- Born: 1916 County Clare
- Died: 1 May 1971 (aged 54–55) Cheltenham
- Organization: Royal College of Nursing
- Known for: being Chief Nursing Officer for Cornwall

= John Greene (nurse) =

Mental health nurse from County Clare, Ireland

John Greene (8 September 1916 - 1 May 2001) was an Irish-born chief nursing officer known for his work in the field of mental health nursing and introducing community psychiatric nursing.

== Early life ==
Greene was born on 8 September 1916 in County Clare, Ireland. His mother died when he was eight years old, during the birth of her tenth child. Greene left school at 14 and worked as a labourer. In 1935, aged 18, Greene moved to England to join his brother who was already working in private nursing. Six of his nine siblings became nurses.

== Early career ==
Greene initially gained experience in private mental hospitals in Bedford and Essex prior to moving to Herrison Hospital, Dorset, to undertake formal nurse training 1937-1940. In 1939 he qualified as a mental nurse gaining the Royal Medico-Psychological Association's certificate. From 1943 he was registered on the General Nursing Council 'Mental Nurses' Register.

In 1940, Greene joined the Royal Navy as a sick-berth attendant and continued studying for his Registered Mental Nurse (RMN) qualifications and Registered Nurse (SRN) qualifications. In 1943/1944, he was deployed in duties on a hospital ship in the Indian Ocean caring for men with physical and mental trauma. He cared for ex-prisoners of war in Colombo. He rose to the rank of petty officer and was demobbed in March 1946.

== Later career ==
Following demobilisation, Greene returned to Herrison Hospital and in 1951 worked in Moorhaven Hospital, Devon, becoming Chief Male Nurse in 1953. While at Moorhaven, Greene contributed to the development of community psychiatric services, a new venture for that period. He advocated for a psychiatric service that extended into the community encompassing continued care, liaison with other community teams and support for families.

In 1964, Greene became the chief nurse for Cornwall and the Isles of Scilly, a post that entailed responsibility for both general and psychiatric services. He was appointed Chief Nursing Officer for Cornwall in 1969 and for Gloucestershire Area Health Authority in 1974. He retired in 1978 at the age of 62. He spent his last day of employment nursing elderly patients in a hospital in Gloucester, thus bringing his career full circle.

== Administrative contributions ==
Greene served as a member of the Board of Examiners for the General Nursing Council and was a member of the Southwest Area Nurse Training Committee. Between 1961 and 1963, he was a member of the influential Platt Committee on Nursing Education for the Royal College of Nursing, led by Harry Platt which published as the Platt Report 1964. In 1963, he was appointed to the Salmon Committee which reported and made recommendations on staff structures in the NHS.

During the 1960s and 1970s, Greene served on the Central Health Services Council and the Standing Nursing and Midwifery Advisory Committee as an adviser to successive governments. He served on enquiry committees into standards of care in psychiatric hospitals. In 1977, he became part of a Department of Health & Social Security working group reviewing functioning of mental illness hospitals. He promoted the interests and developments of nurse managers and administrators.

Greene was Chief of the National Association of Chief Male Nurses 1953-1968 which was previously a section of the Society of Registered Male Nurses. The Association amalgamated with the Association of Nurse Administrators.

Greene founded The Association of Chief and Principal Nursing Officers for Mental Hospitals. He negotiated amalgamation with the Association of Hospital Matrons to form the Association of Nurse Administrators, becoming the first male president of that association 1976-1979. He continued in this role after his retirement.

Greene published several articles in professional health journals. He presented lectures and seminars for the RCN and other academic institutions.

== Awards ==
In 1958 Greene was the first male nurse to win a British Commonwealth Nurses Memorial Fund Scholarship which enabled him to study psychiatric care in Scandinavia, Holland and Belgium.

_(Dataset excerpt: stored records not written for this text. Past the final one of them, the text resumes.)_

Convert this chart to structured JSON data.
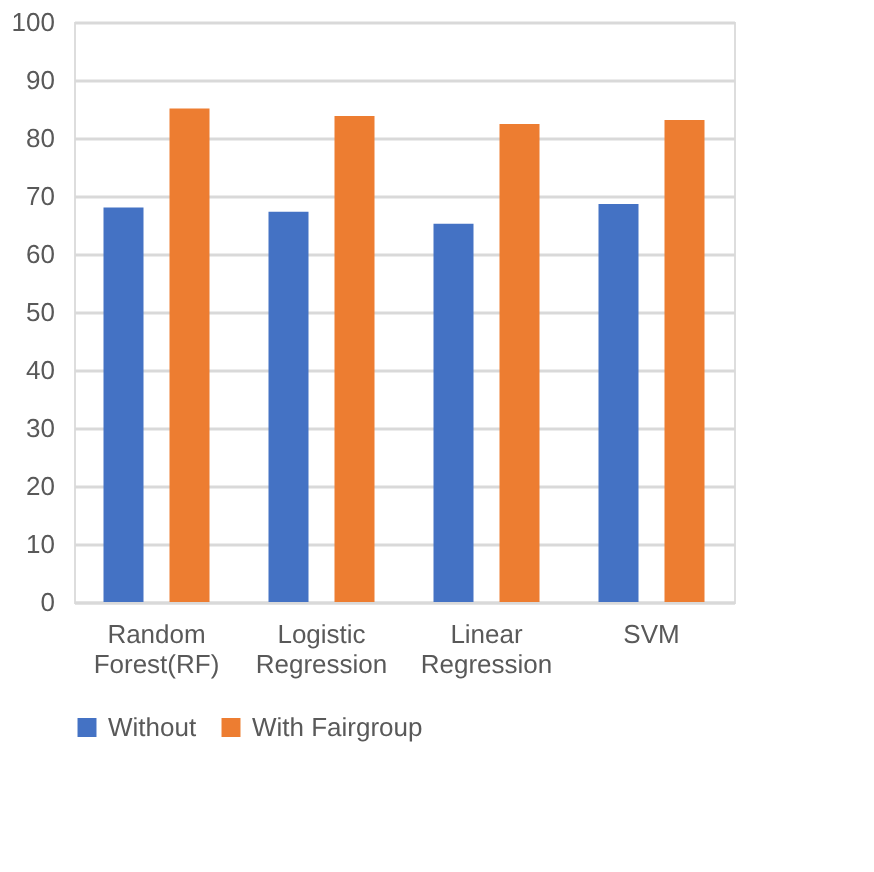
{
  "chart_data": {
    "type": "bar",
    "categories": [
      "Random Forest(RF)",
      "Logistic Regression",
      "Linear Regression",
      "SVM"
    ],
    "series": [
      {
        "name": "Without",
        "color": "#4472c4",
        "values": [
          68.0,
          67.3,
          65.2,
          68.6
        ]
      },
      {
        "name": "With Fairgroup",
        "color": "#ed7d31",
        "values": [
          85.1,
          83.8,
          82.4,
          83.1
        ]
      }
    ],
    "ylim": [
      0,
      100
    ],
    "yticks": [
      0,
      10,
      20,
      30,
      40,
      50,
      60,
      70,
      80,
      90,
      100
    ],
    "grid": "y",
    "legend": "bottom"
  }
}
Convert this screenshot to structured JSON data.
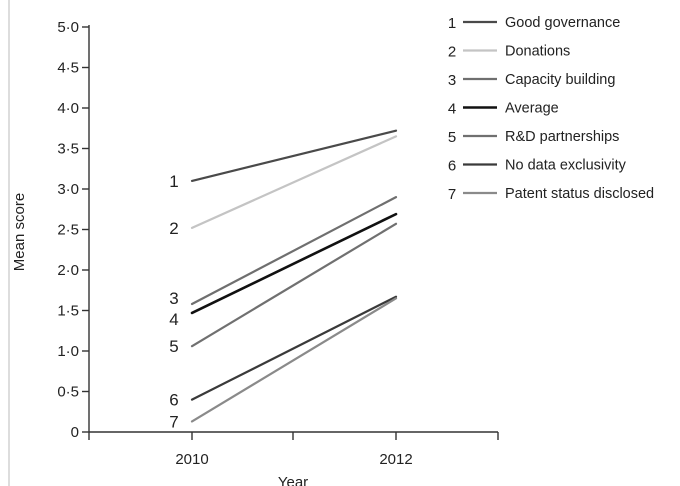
{
  "chart_data": {
    "type": "line",
    "x": [
      "2010",
      "2012"
    ],
    "xlabel": "Year",
    "ylabel": "Mean score",
    "ylim": [
      0,
      5
    ],
    "yticks": [
      "0",
      "0·5",
      "1·0",
      "1·5",
      "2·0",
      "2·5",
      "3·0",
      "3·5",
      "4·0",
      "4·5",
      "5·0"
    ],
    "grid": false,
    "legend_position": "top-right",
    "series": [
      {
        "number": "1",
        "name": "Good governance",
        "values": [
          3.1,
          3.72
        ],
        "color": "#4a4a4a"
      },
      {
        "number": "2",
        "name": "Donations",
        "values": [
          2.52,
          3.65
        ],
        "color": "#c4c4c4"
      },
      {
        "number": "3",
        "name": "Capacity building",
        "values": [
          1.58,
          2.9
        ],
        "color": "#6f6f6f"
      },
      {
        "number": "4",
        "name": "Average",
        "values": [
          1.47,
          2.69
        ],
        "color": "#111111"
      },
      {
        "number": "5",
        "name": "R&D partnerships",
        "values": [
          1.06,
          2.57
        ],
        "color": "#707070"
      },
      {
        "number": "6",
        "name": "No data exclusivity",
        "values": [
          0.4,
          1.67
        ],
        "color": "#3a3a3a"
      },
      {
        "number": "7",
        "name": "Patent status disclosed",
        "values": [
          0.13,
          1.65
        ],
        "color": "#8a8a8a"
      }
    ]
  }
}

In 1973 Greene was awarded the OBE for services to nursing.

In 1977 he was elected to fellowship of the Royal College of Nursing (the first mental health nurse to receive this honour).

== Personal life ==
Greene married Betty Mary Rickers, a lecturer in biology, at Chatham on 11 July 1942 and they had two sons.

Greene was an active member of the History of Nursing Society of the RCN. Green was a cofounder (with his wife) of the Tiles and Architectural Ceramics Society. He carried out a project to document, catalogue and photograph hospital tile pictures, many of which were being lost as hospitals were renovated or demolished. He was able to get an appeal for information on the location of tiles on Blue Peter, the popular children's television programme. He published his work in his book Brightening the long days: hospital tile pictures.

Greene published an account of his early life in Dominic remembers: Life in County Clare 1916 to 1935.

Greene died suddenly at his home in Cheltenham on 1 May 1971. A memorial service was held at the Friends Meeting House in Cheltenham.